Entrepreneurship isn’t fail-safe, businessmen tell students
By Rick Vacek
GCU News Bureau
In an hour spent talking about how to succeed in the entrepreneurial world, the most important message for a standing-room-only crowd Monday morning in Grand Canyon University’s Howerton Hall was about dealing with failure.
Three members of the Camelback Society, a Phoenix association of Christian businessmen, spoke to students in the final installment of the school year in the Colangelo College of Business Dean’s Speaker Series. Brycen Snyder, Aaron Klusman and Ryan House all have had numerous achievements, but what really got them talking was when they were asked what they learned when their careers went awry.

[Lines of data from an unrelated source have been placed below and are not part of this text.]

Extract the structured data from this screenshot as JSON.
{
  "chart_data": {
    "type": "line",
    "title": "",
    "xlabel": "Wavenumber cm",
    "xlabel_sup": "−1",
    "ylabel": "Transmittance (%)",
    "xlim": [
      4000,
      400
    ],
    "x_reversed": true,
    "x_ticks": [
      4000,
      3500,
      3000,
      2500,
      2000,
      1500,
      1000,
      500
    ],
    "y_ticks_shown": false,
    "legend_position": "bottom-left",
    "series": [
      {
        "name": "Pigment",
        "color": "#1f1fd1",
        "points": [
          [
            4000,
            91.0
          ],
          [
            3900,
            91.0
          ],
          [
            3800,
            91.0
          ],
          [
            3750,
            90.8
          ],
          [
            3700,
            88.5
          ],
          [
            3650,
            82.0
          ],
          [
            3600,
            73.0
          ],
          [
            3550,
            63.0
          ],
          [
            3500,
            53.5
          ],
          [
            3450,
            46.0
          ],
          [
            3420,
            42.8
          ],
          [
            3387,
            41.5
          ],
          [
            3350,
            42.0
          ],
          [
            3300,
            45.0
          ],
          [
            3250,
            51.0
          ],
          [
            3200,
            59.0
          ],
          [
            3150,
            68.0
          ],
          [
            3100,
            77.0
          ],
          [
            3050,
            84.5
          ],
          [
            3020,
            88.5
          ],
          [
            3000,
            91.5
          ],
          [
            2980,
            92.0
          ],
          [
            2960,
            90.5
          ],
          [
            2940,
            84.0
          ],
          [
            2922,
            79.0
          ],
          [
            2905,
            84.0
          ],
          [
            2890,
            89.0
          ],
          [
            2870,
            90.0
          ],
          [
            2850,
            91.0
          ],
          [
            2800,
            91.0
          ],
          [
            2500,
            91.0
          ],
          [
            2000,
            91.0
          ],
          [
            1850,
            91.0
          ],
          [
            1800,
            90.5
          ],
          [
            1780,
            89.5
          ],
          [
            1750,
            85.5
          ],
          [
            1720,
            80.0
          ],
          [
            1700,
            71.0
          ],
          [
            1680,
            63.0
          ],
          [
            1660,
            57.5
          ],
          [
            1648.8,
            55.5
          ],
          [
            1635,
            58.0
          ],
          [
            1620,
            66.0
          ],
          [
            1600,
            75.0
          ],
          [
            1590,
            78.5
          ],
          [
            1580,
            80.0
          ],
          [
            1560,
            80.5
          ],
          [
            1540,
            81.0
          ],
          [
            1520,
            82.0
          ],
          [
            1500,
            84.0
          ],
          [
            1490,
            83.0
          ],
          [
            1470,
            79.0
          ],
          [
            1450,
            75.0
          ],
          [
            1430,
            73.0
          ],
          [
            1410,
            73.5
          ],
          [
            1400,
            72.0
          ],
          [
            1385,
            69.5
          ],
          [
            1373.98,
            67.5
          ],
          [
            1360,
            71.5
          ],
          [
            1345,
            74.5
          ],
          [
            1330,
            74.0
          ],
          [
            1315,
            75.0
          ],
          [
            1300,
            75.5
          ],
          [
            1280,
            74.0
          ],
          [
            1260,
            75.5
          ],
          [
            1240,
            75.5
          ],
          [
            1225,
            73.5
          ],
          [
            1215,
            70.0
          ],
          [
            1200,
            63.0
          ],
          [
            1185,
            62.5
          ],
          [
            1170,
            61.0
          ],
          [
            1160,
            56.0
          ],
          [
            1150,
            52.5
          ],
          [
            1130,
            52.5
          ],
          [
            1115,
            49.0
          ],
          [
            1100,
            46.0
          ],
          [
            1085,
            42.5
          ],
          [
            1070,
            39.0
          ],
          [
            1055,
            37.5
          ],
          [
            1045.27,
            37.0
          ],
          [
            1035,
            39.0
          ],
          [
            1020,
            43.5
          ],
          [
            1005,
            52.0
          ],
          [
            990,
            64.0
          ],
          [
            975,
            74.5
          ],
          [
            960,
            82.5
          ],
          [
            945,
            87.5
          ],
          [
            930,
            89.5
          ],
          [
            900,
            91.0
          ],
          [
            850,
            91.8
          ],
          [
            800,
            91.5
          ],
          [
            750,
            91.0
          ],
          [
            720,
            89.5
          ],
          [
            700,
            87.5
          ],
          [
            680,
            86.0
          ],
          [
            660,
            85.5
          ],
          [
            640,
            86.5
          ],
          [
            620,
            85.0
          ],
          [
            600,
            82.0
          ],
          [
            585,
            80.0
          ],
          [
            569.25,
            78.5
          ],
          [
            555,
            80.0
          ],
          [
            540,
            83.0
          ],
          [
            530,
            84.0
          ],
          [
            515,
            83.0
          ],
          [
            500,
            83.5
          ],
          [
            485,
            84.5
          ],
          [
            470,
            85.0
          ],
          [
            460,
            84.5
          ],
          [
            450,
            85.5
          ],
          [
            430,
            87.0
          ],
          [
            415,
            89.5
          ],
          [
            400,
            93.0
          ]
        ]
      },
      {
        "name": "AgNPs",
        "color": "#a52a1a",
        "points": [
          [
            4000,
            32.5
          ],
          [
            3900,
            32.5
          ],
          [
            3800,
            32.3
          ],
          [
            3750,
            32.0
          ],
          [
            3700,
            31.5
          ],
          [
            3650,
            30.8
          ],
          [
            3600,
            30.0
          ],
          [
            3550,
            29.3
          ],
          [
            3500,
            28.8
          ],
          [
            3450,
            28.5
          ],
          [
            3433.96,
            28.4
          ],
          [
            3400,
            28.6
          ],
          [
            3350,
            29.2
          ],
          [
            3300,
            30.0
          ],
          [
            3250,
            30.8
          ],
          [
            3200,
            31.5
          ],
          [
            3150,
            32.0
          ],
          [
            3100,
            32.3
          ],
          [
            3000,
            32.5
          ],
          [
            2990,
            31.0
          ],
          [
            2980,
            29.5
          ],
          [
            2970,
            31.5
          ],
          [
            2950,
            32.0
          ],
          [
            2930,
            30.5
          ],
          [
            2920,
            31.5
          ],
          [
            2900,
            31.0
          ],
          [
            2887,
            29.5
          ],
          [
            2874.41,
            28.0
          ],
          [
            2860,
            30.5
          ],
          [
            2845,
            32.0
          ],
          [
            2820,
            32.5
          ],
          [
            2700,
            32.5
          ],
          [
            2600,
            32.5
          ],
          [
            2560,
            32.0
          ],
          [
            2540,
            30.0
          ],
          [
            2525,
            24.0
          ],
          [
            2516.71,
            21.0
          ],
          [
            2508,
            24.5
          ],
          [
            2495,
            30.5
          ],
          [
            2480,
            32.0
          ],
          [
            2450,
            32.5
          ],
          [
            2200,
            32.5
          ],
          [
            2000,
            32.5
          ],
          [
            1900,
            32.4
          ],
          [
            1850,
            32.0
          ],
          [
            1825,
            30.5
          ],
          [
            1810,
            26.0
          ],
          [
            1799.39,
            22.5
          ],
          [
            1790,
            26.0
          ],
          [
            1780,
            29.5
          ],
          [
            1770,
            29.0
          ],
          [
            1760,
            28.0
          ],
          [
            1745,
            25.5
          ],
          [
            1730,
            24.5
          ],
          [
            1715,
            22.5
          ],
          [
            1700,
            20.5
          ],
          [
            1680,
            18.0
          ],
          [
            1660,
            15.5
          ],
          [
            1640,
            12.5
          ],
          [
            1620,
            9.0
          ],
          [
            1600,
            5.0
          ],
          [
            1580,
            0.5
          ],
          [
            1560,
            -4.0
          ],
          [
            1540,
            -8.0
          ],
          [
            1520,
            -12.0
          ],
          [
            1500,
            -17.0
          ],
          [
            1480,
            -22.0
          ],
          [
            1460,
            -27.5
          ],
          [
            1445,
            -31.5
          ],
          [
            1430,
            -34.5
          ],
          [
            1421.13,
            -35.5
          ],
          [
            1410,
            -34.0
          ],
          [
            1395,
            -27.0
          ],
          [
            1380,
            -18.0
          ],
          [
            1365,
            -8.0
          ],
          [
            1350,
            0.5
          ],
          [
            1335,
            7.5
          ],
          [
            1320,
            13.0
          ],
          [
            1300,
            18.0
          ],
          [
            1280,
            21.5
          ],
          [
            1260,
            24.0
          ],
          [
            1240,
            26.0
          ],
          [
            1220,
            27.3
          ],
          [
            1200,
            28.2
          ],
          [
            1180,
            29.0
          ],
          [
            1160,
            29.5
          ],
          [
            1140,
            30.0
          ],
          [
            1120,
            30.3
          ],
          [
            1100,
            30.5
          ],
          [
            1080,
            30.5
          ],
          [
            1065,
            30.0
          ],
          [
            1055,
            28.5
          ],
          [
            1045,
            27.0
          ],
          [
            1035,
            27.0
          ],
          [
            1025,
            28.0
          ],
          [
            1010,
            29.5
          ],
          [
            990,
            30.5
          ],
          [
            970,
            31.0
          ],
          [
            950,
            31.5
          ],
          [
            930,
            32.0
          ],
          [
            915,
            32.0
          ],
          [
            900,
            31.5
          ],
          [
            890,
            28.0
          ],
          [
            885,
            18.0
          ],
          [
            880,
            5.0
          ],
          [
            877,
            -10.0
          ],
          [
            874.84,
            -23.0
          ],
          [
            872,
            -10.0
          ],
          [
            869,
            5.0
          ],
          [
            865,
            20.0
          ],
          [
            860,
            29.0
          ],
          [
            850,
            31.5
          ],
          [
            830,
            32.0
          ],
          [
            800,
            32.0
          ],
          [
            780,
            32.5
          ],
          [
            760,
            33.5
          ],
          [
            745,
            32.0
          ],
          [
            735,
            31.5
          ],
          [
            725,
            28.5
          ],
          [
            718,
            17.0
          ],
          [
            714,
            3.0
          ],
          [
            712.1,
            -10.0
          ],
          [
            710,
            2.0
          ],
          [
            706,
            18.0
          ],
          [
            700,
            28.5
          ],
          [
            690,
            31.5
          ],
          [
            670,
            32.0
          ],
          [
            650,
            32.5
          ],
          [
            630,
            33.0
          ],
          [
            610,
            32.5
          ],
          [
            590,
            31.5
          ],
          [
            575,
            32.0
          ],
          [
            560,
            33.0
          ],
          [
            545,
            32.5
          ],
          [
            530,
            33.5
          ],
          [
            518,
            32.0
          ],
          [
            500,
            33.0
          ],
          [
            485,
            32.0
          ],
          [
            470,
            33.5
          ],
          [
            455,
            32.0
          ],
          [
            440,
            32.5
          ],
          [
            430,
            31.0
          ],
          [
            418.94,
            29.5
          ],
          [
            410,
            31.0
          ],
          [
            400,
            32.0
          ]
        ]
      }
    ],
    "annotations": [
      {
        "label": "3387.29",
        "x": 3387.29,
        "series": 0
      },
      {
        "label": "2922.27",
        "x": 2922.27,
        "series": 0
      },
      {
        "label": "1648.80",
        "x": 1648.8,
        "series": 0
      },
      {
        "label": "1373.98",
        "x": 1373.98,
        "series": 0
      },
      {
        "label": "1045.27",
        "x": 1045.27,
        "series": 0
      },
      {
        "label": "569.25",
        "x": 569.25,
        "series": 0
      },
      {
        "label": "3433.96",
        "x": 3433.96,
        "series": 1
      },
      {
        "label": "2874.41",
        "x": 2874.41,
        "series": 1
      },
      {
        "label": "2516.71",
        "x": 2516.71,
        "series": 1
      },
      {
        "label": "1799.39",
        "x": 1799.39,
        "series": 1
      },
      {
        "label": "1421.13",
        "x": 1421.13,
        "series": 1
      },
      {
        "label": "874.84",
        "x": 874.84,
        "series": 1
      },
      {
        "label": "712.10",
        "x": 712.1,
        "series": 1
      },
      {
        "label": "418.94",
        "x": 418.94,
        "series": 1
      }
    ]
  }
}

Snyder had to do an about-face in 2008, when he was working in real estate and the market collapsed. He knew a friend who had been in the billboard business, started asking questions, transitioned and has been a principal in Boulevard Outdoor Advertising ever since.
“Don’t be paralyzed,” Snyder said. “I was paralyzed when real estate went bad. You’ve got to find something to fill the gap. You’ve got to find solutions, solve the problem. It doesn’t have to be perfect.”
Klusman grew up focused on becoming “the best baseball player in history” and, after playing at Arizona State and making honorable mention on the Collegiate Baseball Freshman All-America team, signed as a free agent pitcher with the Los Angeles Dodgers.
But his dream died after two years of rookie ball in Ogden, Utah, and he set about on a path toward a new competition — venture capitalism — that hasn’t been easy, either. Nevertheless, Klusman is managing partner of four companies, founded ZoYo Neighborhood Yogurt, is a partner in the development of Dunkin Donuts franchises and even started a clothing line while he was in college.
So Klusman has things all figured out, right? Hardly.
“There are times I struggle and think, ‘Why bother?’” he said. But Klusman’s athletic training has come in handy, and he has applied those principles to being an entrepreneur. “The only way to grow is by training the muscle,” he added.
House, like Snyder, found himself on the outside looking in when the homebuilder he was working for as a project manager went under. But he stuck with it and has built a successful career in real estate.
“Sometimes (overcoming) failure is not having a willingness to fail,” he said.
House also stressed the importance of being able to honestly assess your strengths and weaknesses and where you are in your career development. Family and friends will tell you what you want to hear, he said, so you need to seek opinions from others — even people who don’t like you.
“If you’re not getting the view from 30,000 feet, you’re going to lose perspective,” he said.
Another way to get that perspective, Snyder said, is to have at least one good mentor, but it’s equally important to not be too harsh on yourself when you fail. We hear stories all the time, House noted, about people who failed, persevered and then succeeded beyond their wildest dreams, and we judge them on the end result, not the mistakes they made.
“I always felt that pressure to quit,” he said, “but it’s amazing how you blink and realize how much better off you are than four to five years ago.”
Klusman compared it to how things that bothered us in high school are now “like blips on radar.” And he had the best line of the day when he described what his line of work is all about.
“Being an entrepreneur,” he said, “is like jumping off a cliff and having to build an airplane before you hit the ground.”